By Elesha George
A group of cafeteria workers at the Antigua Grammar School (AGS) sat outside the facility on Wednesday morning in disbelief, having lost more of their goods to burglars.
One of those affected, who gave her name as Ms Edwards, said the thieves entered through a window on the left side of the cafeteria building. It is suspected that they climbed onto a table outside and pulled themselves towards the small opening near the roof to gain access.
Yesterday, there were no chilled drinks available for students because the thieves had taken the transformer for the refrigerator, plus freshly bought cartons of milk and carbonated beverages.

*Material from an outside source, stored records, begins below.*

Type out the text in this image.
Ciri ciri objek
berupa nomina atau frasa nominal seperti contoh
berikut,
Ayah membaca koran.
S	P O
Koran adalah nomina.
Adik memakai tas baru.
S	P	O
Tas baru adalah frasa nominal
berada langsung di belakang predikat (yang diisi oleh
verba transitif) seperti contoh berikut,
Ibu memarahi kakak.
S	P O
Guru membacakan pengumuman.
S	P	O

They even stole a hat belonging to one of the students which had been left behind the day before.
The distraught woman said break-ins had happened multiple times before but the string of thefts had eased after they reinforced the main entrance door through which the thieves often gained entry.
“Sometimes, we pack our things and bring [them] home because they just keep breaking in,” she said, recalling that she had only just purchased the milk on Tuesday afternoon.
The business is privately owned and sanctioned by the school to operate.
One of the deputy principals at AGS, Cecelia Frederick, sympathised with the vendors, calling it a sad and terrible situation having to replace those goods out of pocket.
Frederick disclosed that while the school has security personnel during the day, there is no security at nights to monitor the grounds.
Situated across the street outside the AGS compound are other vendors who serve food and snacks to the students when they are on their breaks.
One of them is Hazel, who recalled what she saw when she came to work that morning. She said that on her arrival, she noticed that one of the building’s windows had been tampered with and one of her tables had been moved.
Acting on her suspicions, she went over to her neighbour’s stall where she noticed a hole in the panel.
The thieves had taken the gas tank, kettle and books which the fellow vendor stores to sell to students.
When Observer arrived on the scene, a man was already hard at work cutting plywood to patch up the damage. The owner had already left, but he said he had been given instructions to repair the broken partition.
Further along the street, another vendor lost a large quantity of drinks after the thieves broke in.
Theft in the area is an ongoing concern for the vendors, forcing those who can afford it to erect burglar bars on their windows.
Meanwhile, the women were unable to quantify their financial loss, but since they have no insurance, they are forced to replace the stolen goods on their own.
The AGS is just one among a list of educational institutions that continue to experience losses due to regular break-ins.
At the beginning of the September 2022 school term, the government promised to procure cameras for 37 public schools on the island. It also said it would provide resources to dispatch additional security officers at schools, but in the interim police and army personnel would make regular patrols during the night.
Before the AGS break-ins, reports from authorities suggested that the frequency of break-ins at certain institutions had abated since the patrols had been implemented.
Police were approached for comment; spokesman Inspector Frankie Thomas told Observer he was unaware of Tuesday night’s break-in at AGS.